NEW YORK – A new judicial order this week has denied, in part, Guardant Health's motion to dismiss Natera's counterclaims to its initial false advertising suit, the first volley in what has since become a bidirectional legal battle, with each company making claims that the other has misled customers and the public about their liquid biopsy minimal residual disease assays, Guardant Reveal and Signatera.
The order, filed on Tuesday in the US District Court for the Northern District of California pertains to a motion on Guardant's part to dismiss or strike a set of eight amended counterclaims by Natera, which include four claims regarding false advertising on the part of Guardant, and four additional claims countering Guardant's initial allegations against Natera, also for false advertising.
US District Judge Edward Chen denied Guardant’s motion to dismiss the first four counts but granted its motion to dismiss the second four without prejudice. This means that the claims of false advertising by each company against one another still stand.
Important to note is that the order does not rule on the claims themselves, but rather whether they should be dismissed.
Notable in the document are details, though some are redacted, pertaining to information from Guardant's internal communications around a study of Guardant Reveal that has served as the primary reference for some of its promotional materials.
The judge's decision first addresses claims by Natera that Guardant misrepresented results of the study, deeming these sufficiently plausible to move forward.
But Natera had alleged not only that the study fails to support Guardant’s marketing claims but also that the trial's data and methodology themselves are fraudulent. And in the decision document on Tuesday, Chen upheld the plausibility of these claims as well, citing evidence, for example, that the study was erroneously described as blinded, when internal emails suggest Guardant had access to patient outcome data before certain final analyses.
"Natera sufficiently alleges that 'through nearly the entire duration of the Study, Guardant had access to clinical data while performing and re-performing the Reveal test'" and therefore "at the time Guardant was testing its assay, it already had the [answer key]," Chen's order stated.
Other claims by Natera around the study's categorization of different sample time points and its criteria for determining sensitivity and specificity also met the bar for plausibility, according to the order.
Specifically, in the study's analysis of the predictive nature of "surveillance" samples — samples taken within four months of a recurrence — the order describes investigators as having failed to disclose that they were excluding false negatives that occurred outside this four-month window, while including true positives that occurred prior.

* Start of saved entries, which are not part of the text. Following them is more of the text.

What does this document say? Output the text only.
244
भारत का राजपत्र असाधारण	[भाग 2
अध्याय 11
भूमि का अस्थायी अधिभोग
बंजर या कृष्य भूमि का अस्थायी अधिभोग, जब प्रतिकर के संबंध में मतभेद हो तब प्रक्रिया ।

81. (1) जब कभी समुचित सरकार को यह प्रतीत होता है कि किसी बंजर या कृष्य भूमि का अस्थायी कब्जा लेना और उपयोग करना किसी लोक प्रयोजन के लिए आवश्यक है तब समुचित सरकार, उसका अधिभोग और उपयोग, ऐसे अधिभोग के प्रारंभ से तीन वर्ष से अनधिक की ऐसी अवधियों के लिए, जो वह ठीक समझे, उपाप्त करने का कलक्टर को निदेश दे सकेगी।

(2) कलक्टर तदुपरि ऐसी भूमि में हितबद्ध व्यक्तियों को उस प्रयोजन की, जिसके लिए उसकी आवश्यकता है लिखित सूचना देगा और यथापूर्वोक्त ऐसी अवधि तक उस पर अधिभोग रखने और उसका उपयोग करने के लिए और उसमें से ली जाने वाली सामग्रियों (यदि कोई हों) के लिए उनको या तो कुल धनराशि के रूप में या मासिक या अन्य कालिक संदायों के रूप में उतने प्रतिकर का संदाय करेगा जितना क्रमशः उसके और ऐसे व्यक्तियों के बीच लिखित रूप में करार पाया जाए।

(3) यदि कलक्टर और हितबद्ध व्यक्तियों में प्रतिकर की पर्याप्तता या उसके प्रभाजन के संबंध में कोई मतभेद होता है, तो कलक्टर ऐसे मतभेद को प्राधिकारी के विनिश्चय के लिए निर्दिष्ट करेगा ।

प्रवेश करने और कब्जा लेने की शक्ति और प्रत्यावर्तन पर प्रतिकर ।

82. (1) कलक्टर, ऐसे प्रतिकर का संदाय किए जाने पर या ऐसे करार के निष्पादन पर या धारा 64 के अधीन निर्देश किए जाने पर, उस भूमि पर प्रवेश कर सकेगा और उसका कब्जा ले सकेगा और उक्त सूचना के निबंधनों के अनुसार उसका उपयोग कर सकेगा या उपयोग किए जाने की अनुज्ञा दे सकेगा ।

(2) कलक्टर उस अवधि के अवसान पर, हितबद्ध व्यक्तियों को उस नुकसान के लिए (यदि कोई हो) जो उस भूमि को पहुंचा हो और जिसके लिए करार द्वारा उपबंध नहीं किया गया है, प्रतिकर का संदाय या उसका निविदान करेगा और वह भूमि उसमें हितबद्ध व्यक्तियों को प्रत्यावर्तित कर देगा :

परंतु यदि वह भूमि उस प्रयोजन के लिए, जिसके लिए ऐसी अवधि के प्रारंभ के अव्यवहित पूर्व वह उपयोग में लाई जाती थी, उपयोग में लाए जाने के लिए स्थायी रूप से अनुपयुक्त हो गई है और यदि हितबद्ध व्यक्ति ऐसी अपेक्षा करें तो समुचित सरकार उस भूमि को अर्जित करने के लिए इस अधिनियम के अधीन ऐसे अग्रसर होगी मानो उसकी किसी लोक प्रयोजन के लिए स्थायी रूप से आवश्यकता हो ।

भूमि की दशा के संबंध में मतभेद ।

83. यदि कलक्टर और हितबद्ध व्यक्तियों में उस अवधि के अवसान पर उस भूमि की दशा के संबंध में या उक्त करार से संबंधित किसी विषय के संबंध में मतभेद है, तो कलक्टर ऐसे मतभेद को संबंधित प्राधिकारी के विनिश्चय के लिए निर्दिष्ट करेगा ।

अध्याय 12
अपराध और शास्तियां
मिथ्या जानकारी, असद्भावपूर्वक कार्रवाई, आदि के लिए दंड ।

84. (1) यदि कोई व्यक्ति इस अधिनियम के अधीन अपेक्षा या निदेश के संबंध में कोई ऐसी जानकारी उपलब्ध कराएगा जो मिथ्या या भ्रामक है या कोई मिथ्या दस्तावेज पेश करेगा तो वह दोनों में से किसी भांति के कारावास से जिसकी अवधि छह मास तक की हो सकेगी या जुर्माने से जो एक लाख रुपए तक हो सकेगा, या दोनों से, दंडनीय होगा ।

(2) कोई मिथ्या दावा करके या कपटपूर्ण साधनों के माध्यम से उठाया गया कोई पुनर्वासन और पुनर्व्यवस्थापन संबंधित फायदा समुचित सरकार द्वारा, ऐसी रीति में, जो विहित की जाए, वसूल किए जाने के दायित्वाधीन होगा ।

Moreover, Chen wrote that while Guardant contends that patient-specific data that would make these analyses clear to readers is available in the study, it is only in internal email threads that it becomes clear certain patients were excluded from the surveillance calculation.
A similar take is offered on Natera's claim that the study is erroneously described as prospective.
Regarding Natera's additional four "declaratory judgment counterclaims," which essentially seek to deny or nullify Guardant's initial claims against it, Chen upheld Guardant's motion to strike. As a result, both companies remain in a position to argue for their claims against one another.
In an email, a Natera spokesperson said the company is "pleased with the judge's ruling" and looks forward to continuing to pursue its claims against Guardant.